In cases where it is likely the client will be deemed CAT it would be worthwhile for the lawyer to speak to the adjuster to negotiate the approval of an additional treatment plan in order to prevent the client from deteriorating. Alternatively, the lawyer could approach the lawyers on the tort side of the claim to see if they would be amenable to making an advance payment to cover the costs of the treatment plans.
Q3: I have a client that was discharged from the hospital right when the pandemic started and as a result she has not had opportunities to mobilize in the community (due to both her physical challenges and concerns regarding the pandemic). How would you advise an OT to comment on their independence outside the home on the GOSE, under the current circumstances?
In those circumstances it would be difficult to comment on independence outside of the home. Keep in mind the client’s physical challenges will have no bearing on the GOS-E assessment. From a TBI point of view, you may want to consider whether the TBI impairments are increasing the client’s concerns regarding the pandemic or preventing that person from making a rational decision as to whether it is safe to go into the community wearing PPE. If that is the case, then that may support a conclusion that the client’s inability to make a rational decision leaves him/her incapable of accessing the community independently.
Q4: I have been asked by Adjuster to withdraw my OCF18’s for a neuopsychological assessment due to COVID and to resubmit only after in persona assessment can be conducted. Should I do this?
The first step would be to reach out to the adjuster and discuss the protocols you have in place to ensure that the test results will be valid. It may be a case of the adjuster needing to be educated on this point. As we know the College has issued a directive that prohibits in person assessments and in response, many neuropsychologists have moved to using a virtual platform where possible. If the adjuster still refuses to approve the OCF-18 then you can refuse to withdraw it and insist on a denial based on the criteria set out in the SABS It will be up to you to decide, in conjunction with the lawyer on the file, whether you should do the assessment on a protected account basis.
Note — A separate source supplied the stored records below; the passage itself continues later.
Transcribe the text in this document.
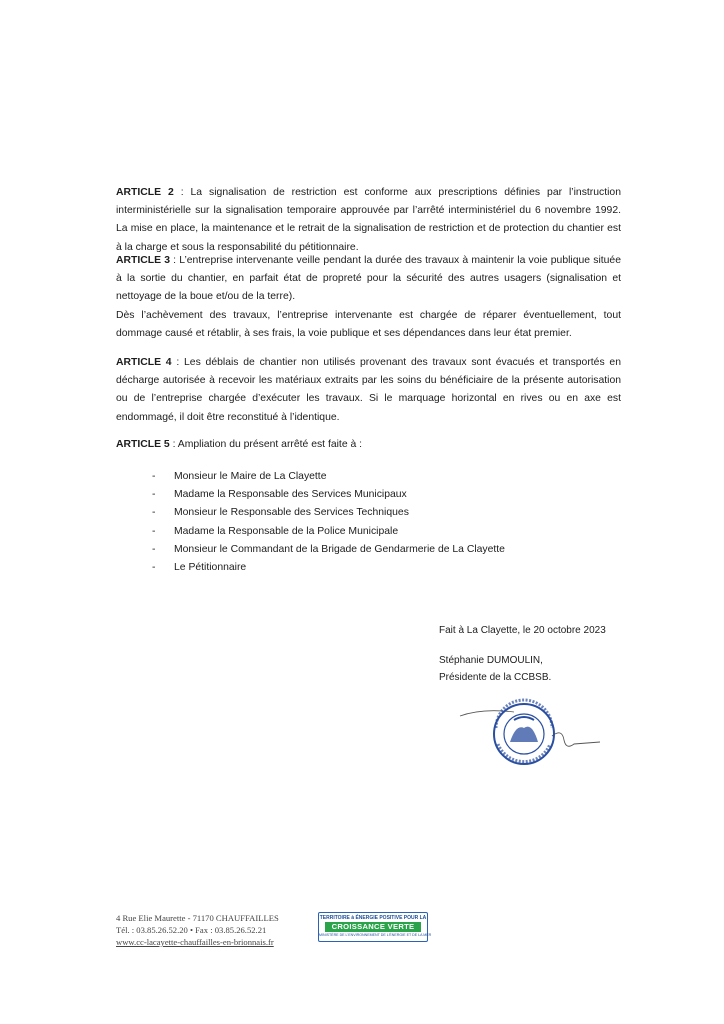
ARTICLE 2 : La signalisation de restriction est conforme aux prescriptions définies par l’instruction interministérielle sur la signalisation temporaire approuvée par l’arrêté interministériel du 6 novembre 1992. La mise en place, la maintenance et le retrait de la signalisation de restriction et de protection du chantier est à la charge et sous la responsabilité du pétitionnaire.

ARTICLE 3 : L’entreprise intervenante veille pendant la durée des travaux à maintenir la voie publique située à la sortie du chantier, en parfait état de propreté pour la sécurité des autres usagers (signalisation et nettoyage de la boue et/ou de la terre).

Dès l’achèvement des travaux, l’entreprise intervenante est chargée de réparer éventuellement, tout dommage causé et rétablir, à ses frais, la voie publique et ses dépendances dans leur état premier.

ARTICLE 4 : Les déblais de chantier non utilisés provenant des travaux sont évacués et transportés en décharge autorisée à recevoir les matériaux extraits par les soins du bénéficiaire de la présente autorisation ou de l’entreprise chargée d’exécuter les travaux. Si le marquage horizontal en rives ou en axe est endommagé, il doit être reconstitué à l’identique.

ARTICLE 5 : Ampliation du présent arrêté est faite à :

- Monsieur le Maire de La Clayette
- Madame la Responsable des Services Municipaux
- Monsieur le Responsable des Services Techniques
- Madame la Responsable de la Police Municipale
- Monsieur le Commandant de la Brigade de Gendarmerie de La Clayette
- Le Pétitionnaire
Fait à La Clayette, le 20 octobre 2023
Stéphanie DUMOULIN,
Présidente de la CCBSB.
4 Rue Elie Maurette - 71170 CHAUFFAILLES
Tél. : 03.85.26.52.20 • Fax : 03.85.26.52.21
www.cc-lacayette-chauffailles-en-brionnais.fr
TERRITOIRE à ÉNERGIE POSITIVE POUR LA
CROISSANCE VERTE
MINISTÈRE DE L'ENVIRONNEMENT DE L'ÉNERGIE ET DE LA MER
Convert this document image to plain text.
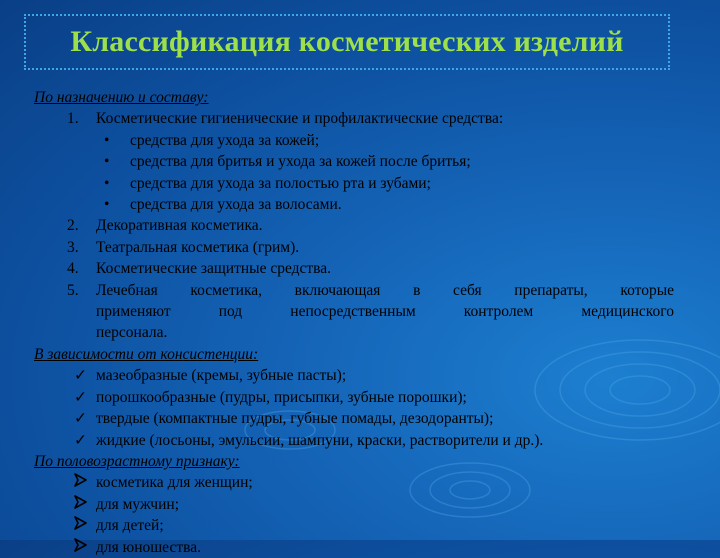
Классификация косметических изделий
По назначению и составу:
1. Косметические гигиенические и профилактические средства:
• средства для ухода за кожей;
• средства для бритья и ухода за кожей после бритья;
• средства для ухода за полостью рта и зубами;
• средства для ухода за волосами.
2. Декоративная косметика.
3. Театральная косметика (грим).
4. Косметические защитные средства.
5. Лечебная косметика, включающая в себя препараты, которые
применяют под непосредственным контролем медицинского
персонала.
В зависимости от консистенции:
✓ мазеобразные (кремы, зубные пасты);
✓ порошкообразные (пудры, присыпки, зубные порошки);
✓ твердые (компактные пудры, губные помады, дезодоранты);
✓ жидкие (лосьоны, эмульсии, шампуни, краски, растворители и др.).
По половозрастному признаку:
косметика для женщин;
для мужчин;
для детей;
для юношества.
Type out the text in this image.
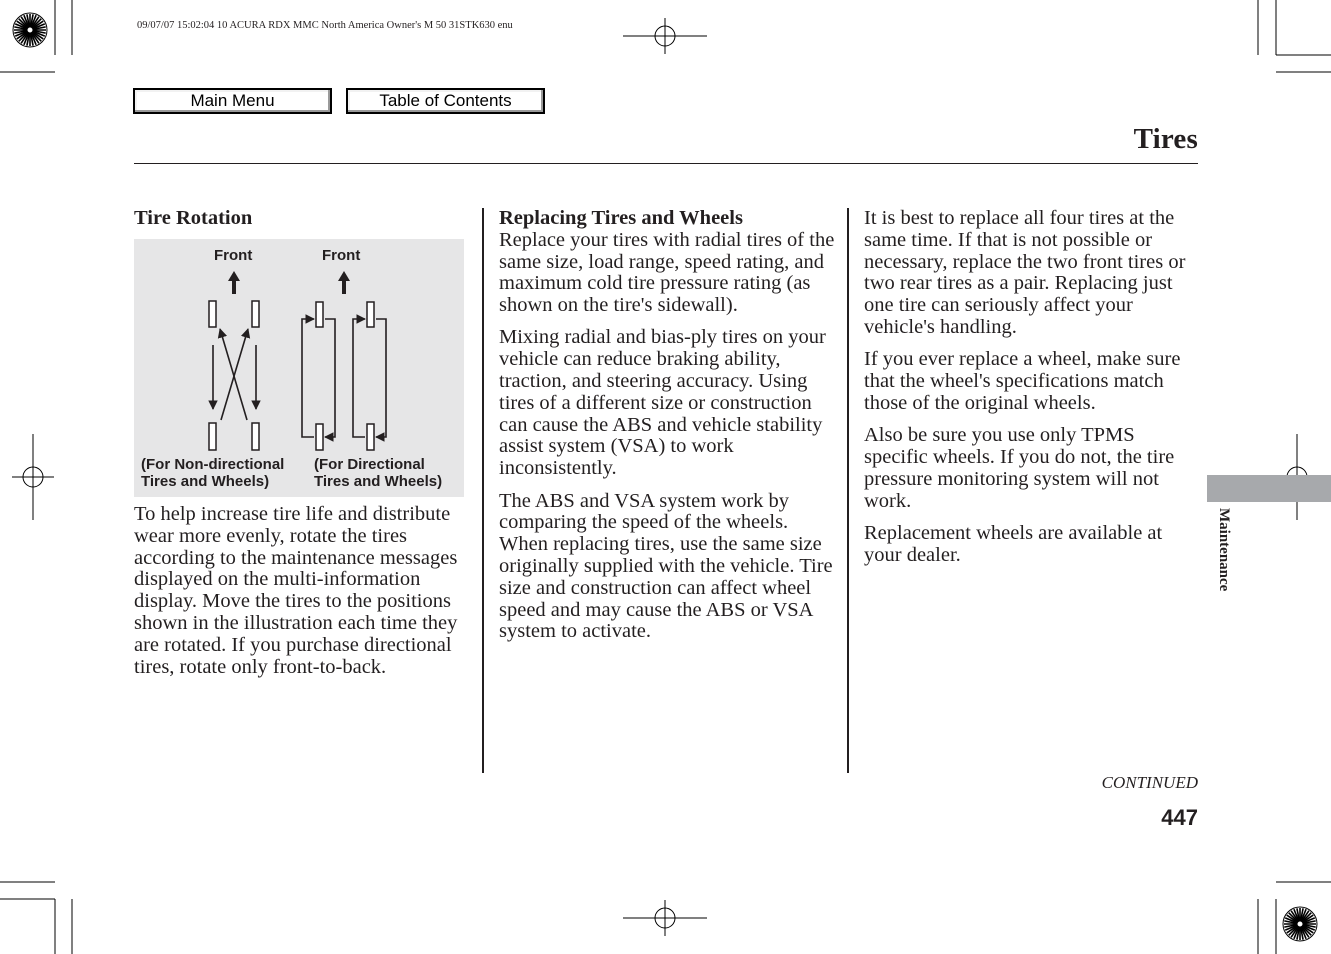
09/07/07 15:02:04 10 ACURA RDX MMC North America Owner's M 50 31STK630 enu
Main Menu	Table of Contents
Tires
Tire Rotation
Front	Front
(For Non-directional
Tires and Wheels)
(For Directional
Tires and Wheels)

To help increase tire life and distribute wear more evenly, rotate the tires according to the maintenance messages displayed on the multi-information display. Move the tires to the positions shown in the illustration each time they are rotated. If you purchase directional tires, rotate only front-to-back.

Replacing Tires and Wheels

Replace your tires with radial tires of the same size, load range, speed rating, and maximum cold tire pressure rating (as shown on the tire's sidewall).

Mixing radial and bias-ply tires on your vehicle can reduce braking ability, traction, and steering accuracy. Using tires of a different size or construction can cause the ABS and vehicle stability assist system (VSA) to work inconsistently.

The ABS and VSA system work by comparing the speed of the wheels. When replacing tires, use the same size originally supplied with the vehicle. Tire size and construction can affect wheel speed and may cause the ABS or VSA system to activate.

It is best to replace all four tires at the same time. If that is not possible or necessary, replace the two front tires or two rear tires as a pair. Replacing just one tire can seriously affect your vehicle's handling.

If you ever replace a wheel, make sure that the wheel's specifications match those of the original wheels.

Also be sure you use only TPMS specific wheels. If you do not, the tire pressure monitoring system will not work.

Replacement wheels are available at your dealer.	Maintenance
CONTINUED
447
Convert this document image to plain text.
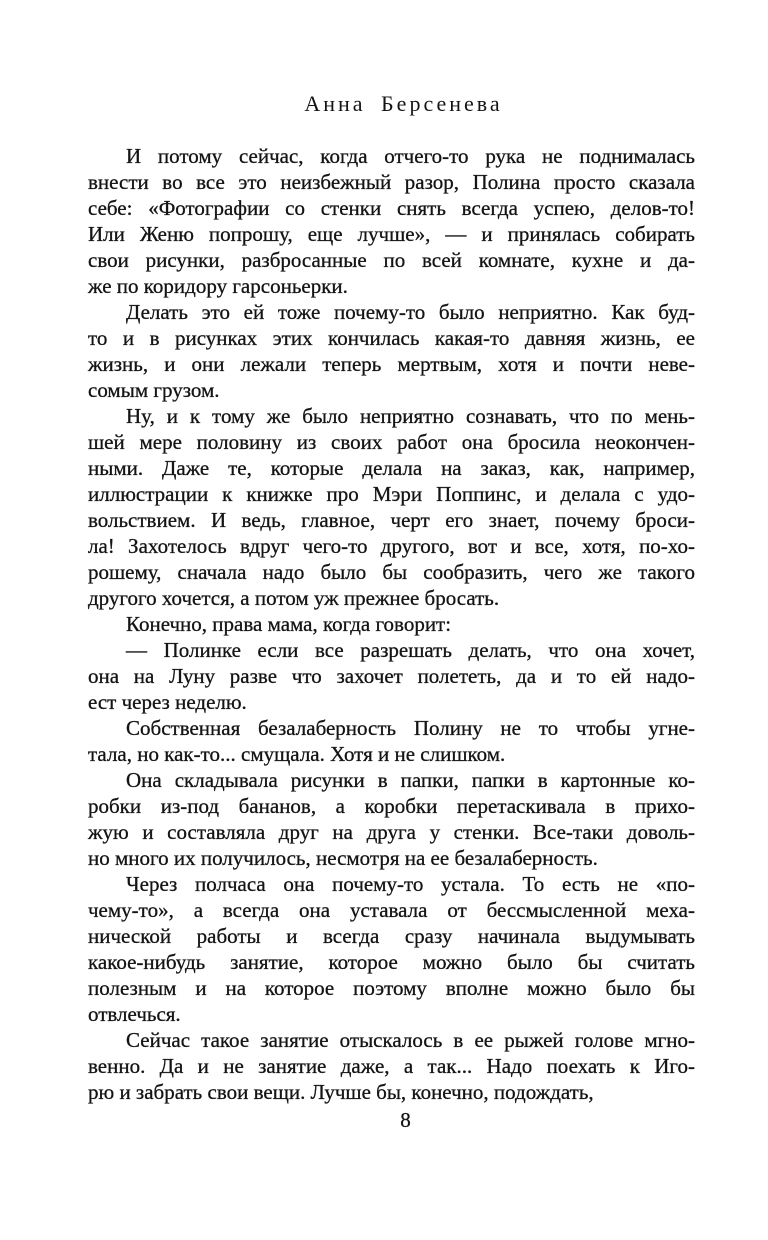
Анна Берсенева
И потому сейчас, когда отчего-то рука не поднималась
внести во все это неизбежный разор, Полина просто сказала
себе: «Фотографии со стенки снять всегда успею, делов-то!
Или Женю попрошу, еще лучше», — и принялась собирать
свои рисунки, разбросанные по всей комнате, кухне и да-
же по коридору гарсоньерки.
Делать это ей тоже почему-то было неприятно. Как буд-
то и в рисунках этих кончилась какая-то давняя жизнь, ее
жизнь, и они лежали теперь мертвым, хотя и почти неве-
сомым грузом.
Ну, и к тому же было неприятно сознавать, что по мень-
шей мере половину из своих работ она бросила неокончен-
ными. Даже те, которые делала на заказ, как, например,
иллюстрации к книжке про Мэри Поппинс, и делала с удо-
вольствием. И ведь, главное, черт его знает, почему броси-
ла! Захотелось вдруг чего-то другого, вот и все, хотя, по-хо-
рошему, сначала надо было бы сообразить, чего же такого
другого хочется, а потом уж прежнее бросать.
Конечно, права мама, когда говорит:
— Полинке если все разрешать делать, что она хочет,
она на Луну разве что захочет полететь, да и то ей надо-
ест через неделю.
Собственная безалаберность Полину не то чтобы угне-
тала, но как-то... смущала. Хотя и не слишком.
Она складывала рисунки в папки, папки в картонные ко-
робки из-под бананов, а коробки перетаскивала в прихо-
жую и составляла друг на друга у стенки. Все-таки доволь-
но много их получилось, несмотря на ее безалаберность.
Через полчаса она почему-то устала. То есть не «по-
чему-то», а всегда она уставала от бессмысленной меха-
нической работы и всегда сразу начинала выдумывать
какое-нибудь занятие, которое можно было бы считать
полезным и на которое поэтому вполне можно было бы
отвлечься.
Сейчас такое занятие отыскалось в ее рыжей голове мгно-
венно. Да и не занятие даже, а так... Надо поехать к Иго-
рю и забрать свои вещи. Лучше бы, конечно, подождать,
8
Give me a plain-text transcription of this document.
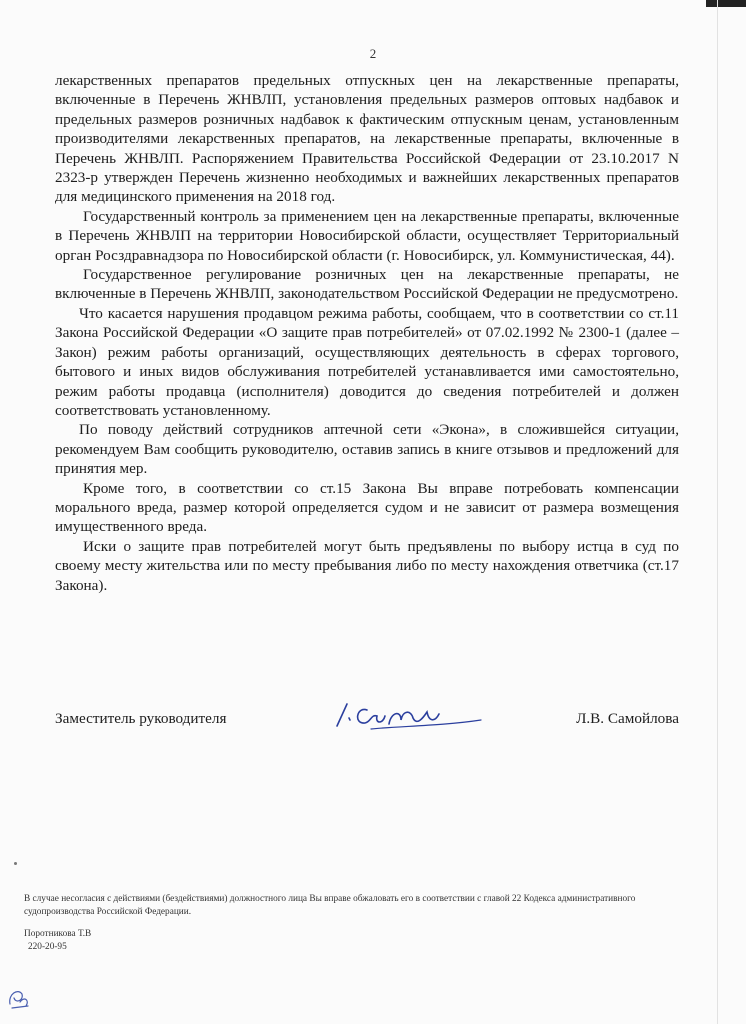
2

лекарственных препаратов предельных отпускных цен на лекарственные препараты, включенные в Перечень ЖНВЛП, установления предельных размеров оптовых надбавок и предельных размеров розничных надбавок к фактическим отпускным ценам, установленным производителями лекарственных препаратов, на лекарственные препараты, включенные в Перечень ЖНВЛП. Распоряжением Правительства Российской Федерации от 23.10.2017 N 2323-р утвержден Перечень жизненно необходимых и важнейших лекарственных препаратов для медицинского применения на 2018 год.

Государственный контроль за применением цен на лекарственные препараты, включенные в Перечень ЖНВЛП на территории Новосибирской области, осуществляет Территориальный орган Росздравнадзора по Новосибирской области (г. Новосибирск, ул. Коммунистическая, 44).

Государственное регулирование розничных цен на лекарственные препараты, не включенные в Перечень ЖНВЛП, законодательством Российской Федерации не предусмотрено.

Что касается нарушения продавцом режима работы, сообщаем, что в соответствии со ст.11 Закона Российской Федерации «О защите прав потребителей» от 07.02.1992 № 2300-1 (далее – Закон) режим работы организаций, осуществляющих деятельность в сферах торгового, бытового и иных видов обслуживания потребителей устанавливается ими самостоятельно, режим работы продавца (исполнителя) доводится до сведения потребителей и должен соответствовать установленному.

По поводу действий сотрудников аптечной сети «Экона», в сложившейся ситуации, рекомендуем Вам сообщить руководителю, оставив запись в книге отзывов и предложений для принятия мер.

Кроме того, в соответствии со ст.15 Закона Вы вправе потребовать компенсации морального вреда, размер которой определяется судом и не зависит от размера возмещения имущественного вреда.

Иски о защите прав потребителей могут быть предъявлены по выбору истца в суд по своему месту жительства или по месту пребывания либо по месту нахождения ответчика (ст.17 Закона).

Заместитель руководителя	Л.В. Самойлова
В случае несогласия с действиями (бездействиями) должностного лица Вы вправе обжаловать его в соответствии с главой 22 Кодекса административного судопроизводства Российской Федерации.
Поротникова Т.В
220-20-95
Q5: How safe is it to go into people’s homes or take clients into the community when the government still has restrictions in place?
It will be up to the therapist has to assess each individual situation and make a judgment call. If you are hesitant to provide in-home service because you are concerned the client may not have taken appropriate protective measures in their own home, ask the client what they have done to keep their home safe, and if you are not comfortable with that, then do your sessions by zoom or other platform. It is not just about protecting the client, it is about protecting yourself as well. Similarly in terms of community engagement, therapists should not be taking clients out into the community where it will be difficult to maintain social distancing. (ie. do not go for the walk on the boardwalk in the beaches where it will be crowded and instead find a secluded area or park to go for a walk). If going out into public, ensure the client is wearing a mask, and that social distancing is maintained. It will be important to eventually get clients to engage in activities in the community with protective measures in place, because this is likely going to be the norm for at least some period of time ( and perhaps for a long time) and therefore it is going to be important to see if injured parties can cope with this “new normal” of social interaction.